The draft resolution welcomes the proposal to establish a United Nations Programme of action as a permanent, inclusive, action-oriented mechanism in the future. Let me reiterate that the draft resolution aims to design the PoA in complementarity with the ongoing work of the OEWG and does not seek to establish the PoA as a “parallel process”; the proposed PoA would only take up its work in 2025, at the end of the OEWG, and it will build upon the outcomes of the OEWG achieved by 2025. The resolution thus aims at fostering inclusive discussions on the PoA and the possible way forward for its future establishment after the completion of the OEWG mandate.

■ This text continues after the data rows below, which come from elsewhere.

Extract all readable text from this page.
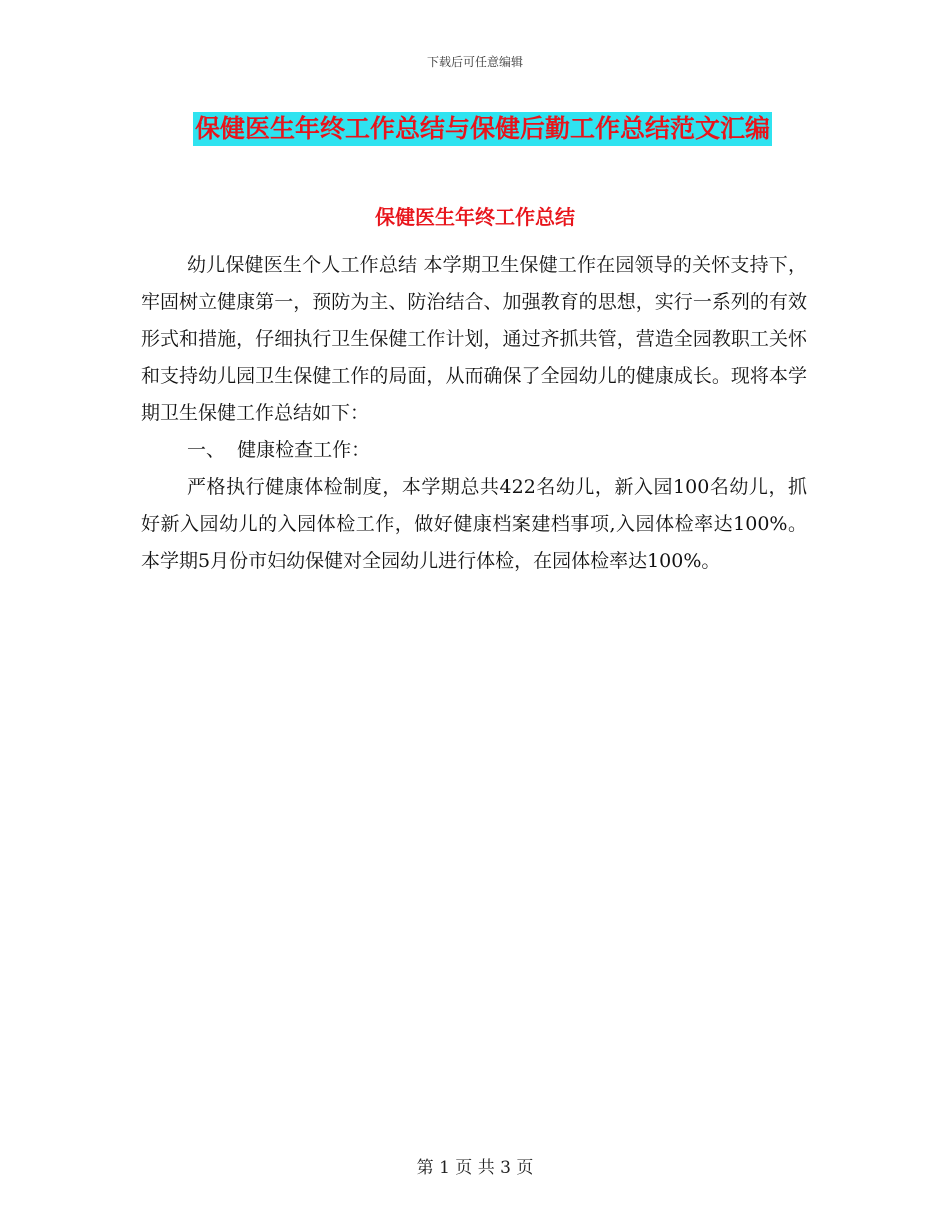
下载后可任意编辑
保健医生年终工作总结与保健后勤工作总结范文汇编
保健医生年终工作总结

幼儿保健医生个人工作总结 本学期卫生保健工作在园领导的关怀支持下，牢固树立健康第一，预防为主、防治结合、加强教育的思想，实行一系列的有效形式和措施，仔细执行卫生保健工作计划，通过齐抓共管，营造全园教职工关怀和支持幼儿园卫生保健工作的局面，从而确保了全园幼儿的健康成长。现将本学期卫生保健工作总结如下：

一、  健康检查工作：

严格执行健康体检制度，本学期总共422名幼儿，新入园100名幼儿，抓好新入园幼儿的入园体检工作，做好健康档案建档事项,入园体检率达100%。本学期5月份市妇幼保健对全园幼儿进行体检，在园体检率达100%。

第 1 页 共 3 页
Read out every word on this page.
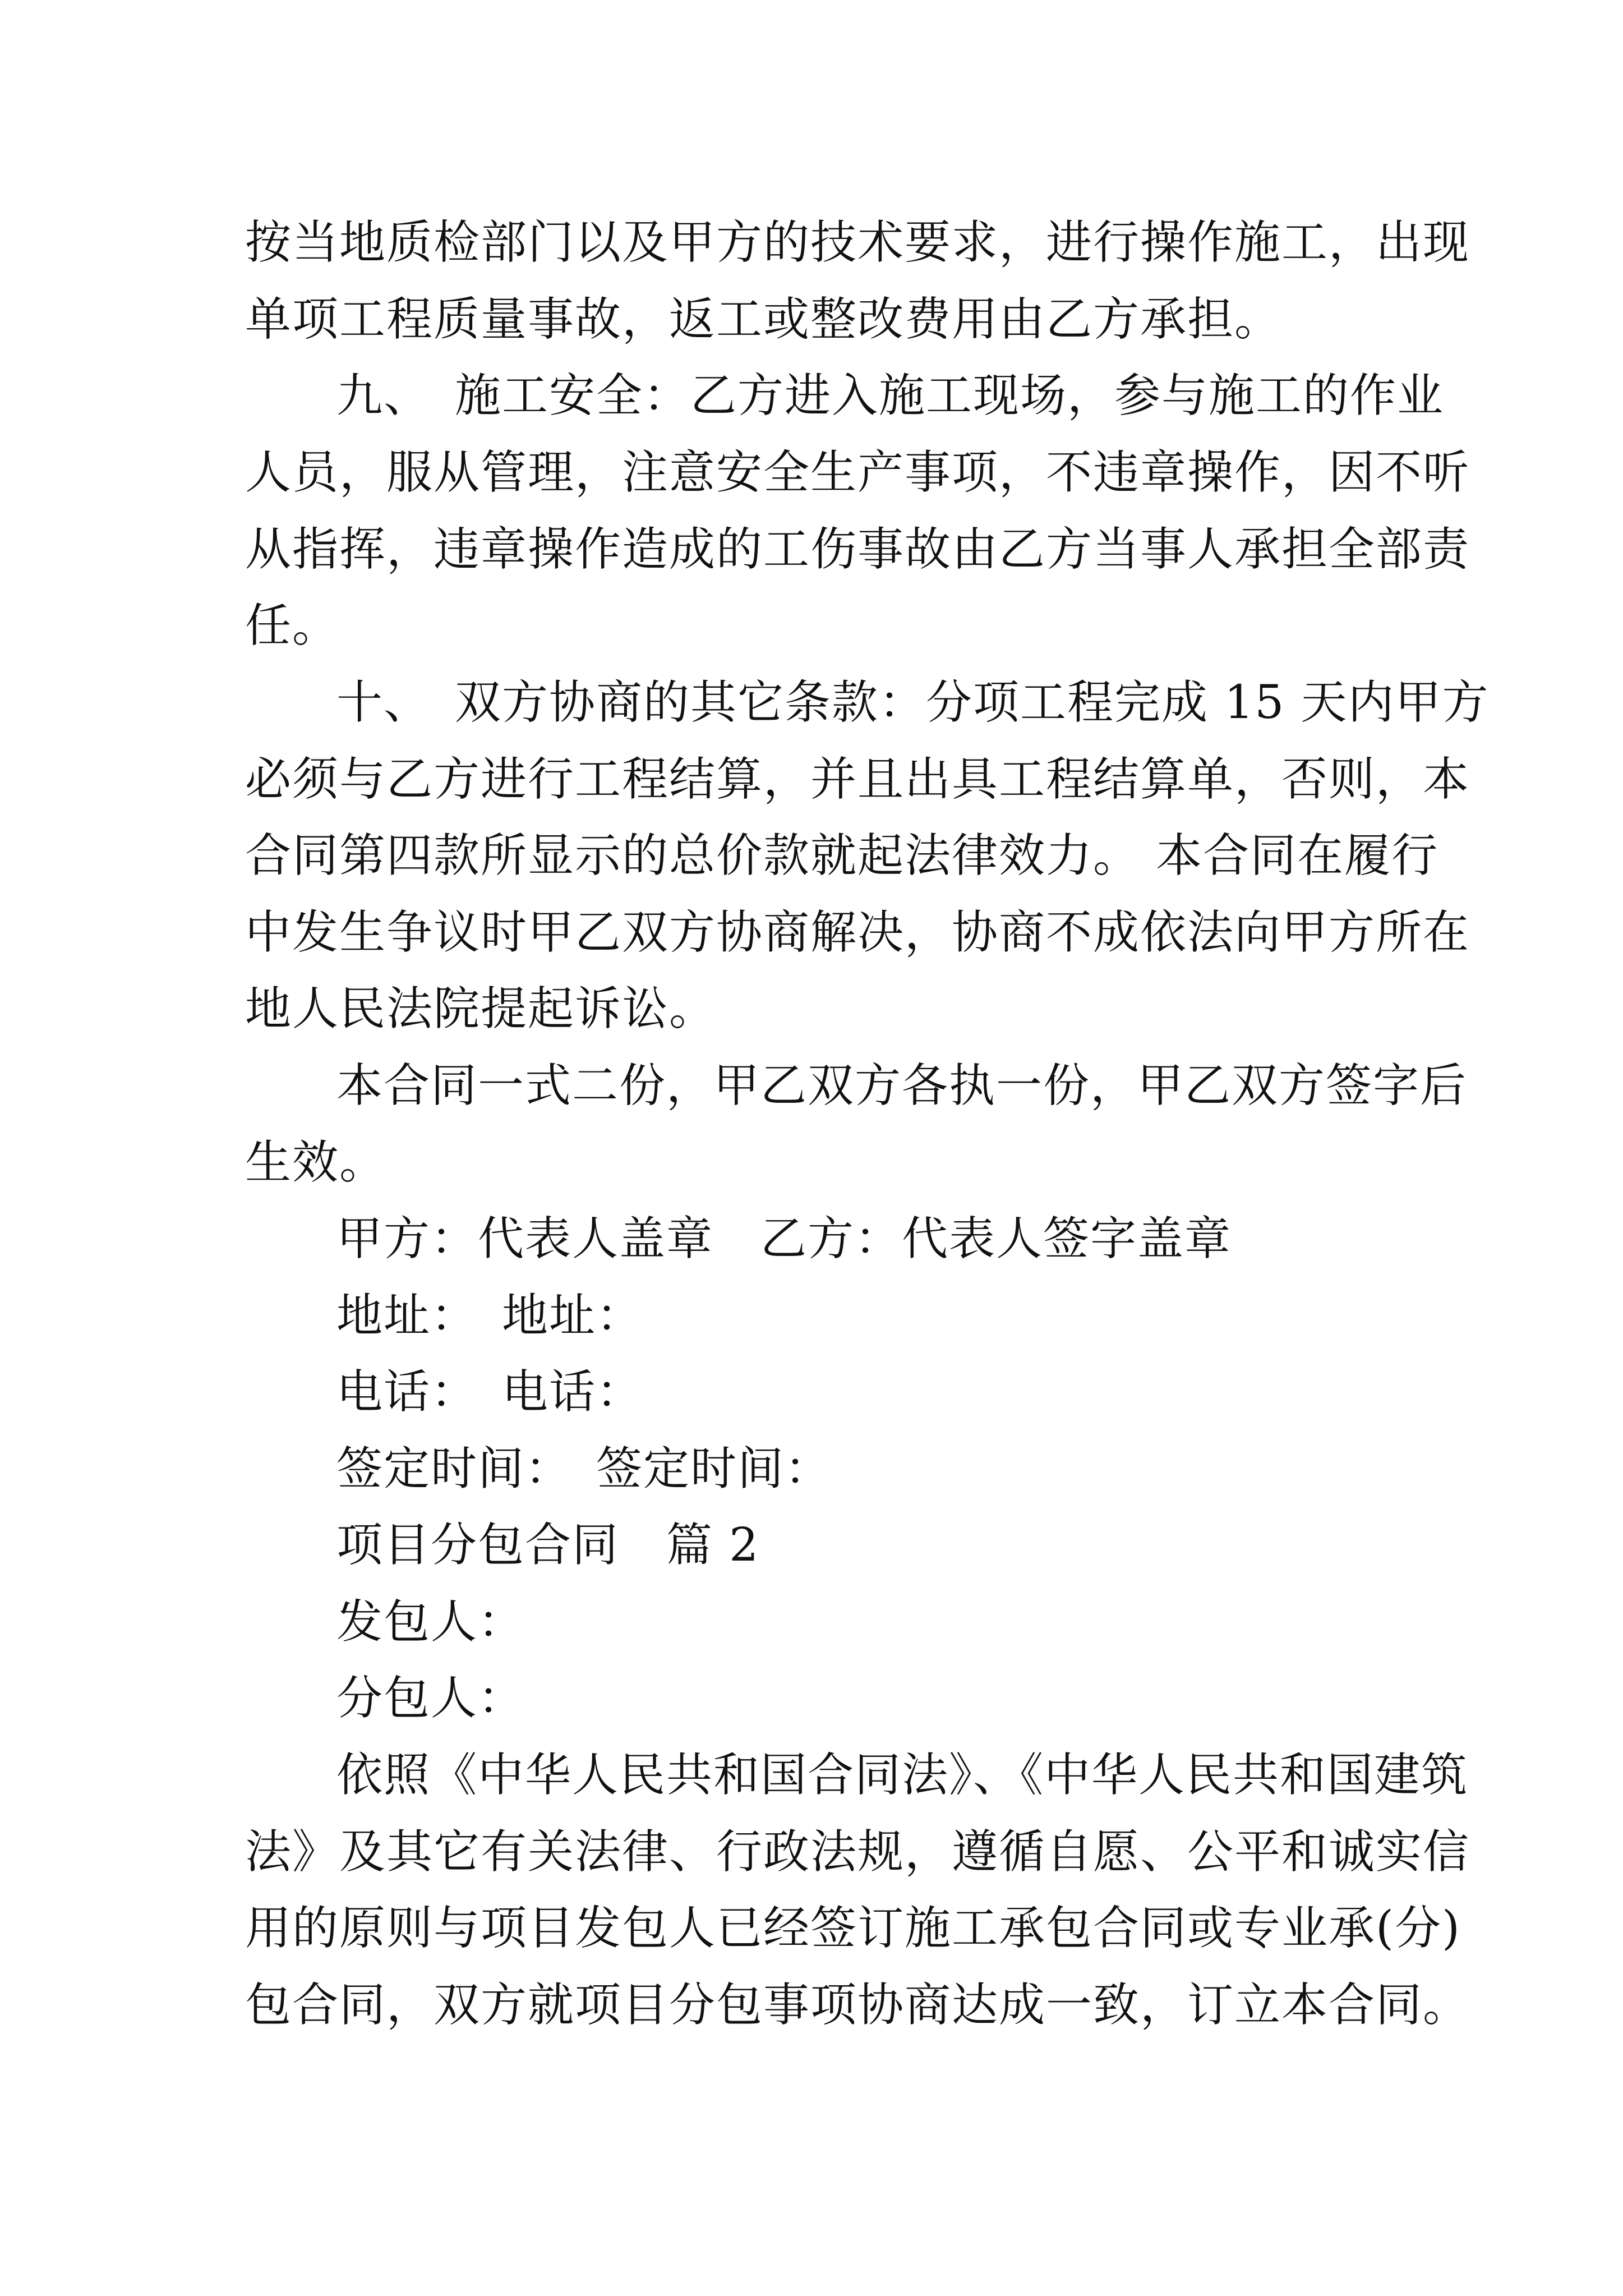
按当地质检部门以及甲方的技术要求，进行操作施工，出现
单项工程质量事故，返工或整改费用由乙方承担。
九、　施工安全：乙方进入施工现场，参与施工的作业
人员，服从管理，注意安全生产事项，不违章操作，因不听
从指挥，违章操作造成的工伤事故由乙方当事人承担全部责
任。
十、　双方协商的其它条款：分项工程完成 15 天内甲方
必须与乙方进行工程结算，并且出具工程结算单，否则，本
合同第四款所显示的总价款就起法律效力。 本合同在履行
中发生争议时甲乙双方协商解决，协商不成依法向甲方所在
地人民法院提起诉讼。
本合同一式二份，甲乙双方各执一份，甲乙双方签字后
生效。
甲方：代表人盖章　乙方：代表人签字盖章
地址：　地址：
电话：　电话：
签定时间：　签定时间：
项目分包合同　篇 2
发包人：
分包人：
依照《中华人民共和国合同法》、《中华人民共和国建筑
法》及其它有关法律、行政法规，遵循自愿、公平和诚实信
用的原则与项目发包人已经签订施工承包合同或专业承(分)
包合同，双方就项目分包事项协商达成一致，订立本合同。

To that end the draft resolution requests the Secretary General, within existing resources and voluntary contributions, to seek the views of Member States on the scope, structure and content for the Programme of Action, and the preparatory work and modalities for its establishment, including the possibility of an international conference. This report is, of course, to take into account the views and contributions submitted by Member States in the framework of the 2021-2025 Open-ended working Group, which means that no additional workload or parallel workstream is created for States. The Secretary General report may, as well, build on regional consultations which could be convened to exchange on the PoA.  The report based on States’ views would then be presented to the General Assembly at its seventy-eighth session and would serve as a basis for further discussion between Member States at the 2021-2025 Open-ended working group. It can therefore enrich the deliberations of this process.

Highlighting that the PoA has a strong focus on the implementation of the previously established normative framework on responsible state behaviour in cyberspace as well as capacity building, we are convinced that the PoA is the right forum to continue our discussions on responsible state behaviour in cyber space and most importantly serves the interests and needs of the entire UN membership.

Thank you Mr. Chair.

* North Macedonia, Montenegro, Serbia and Albania continue to be part of the Stabilisation and Association Process.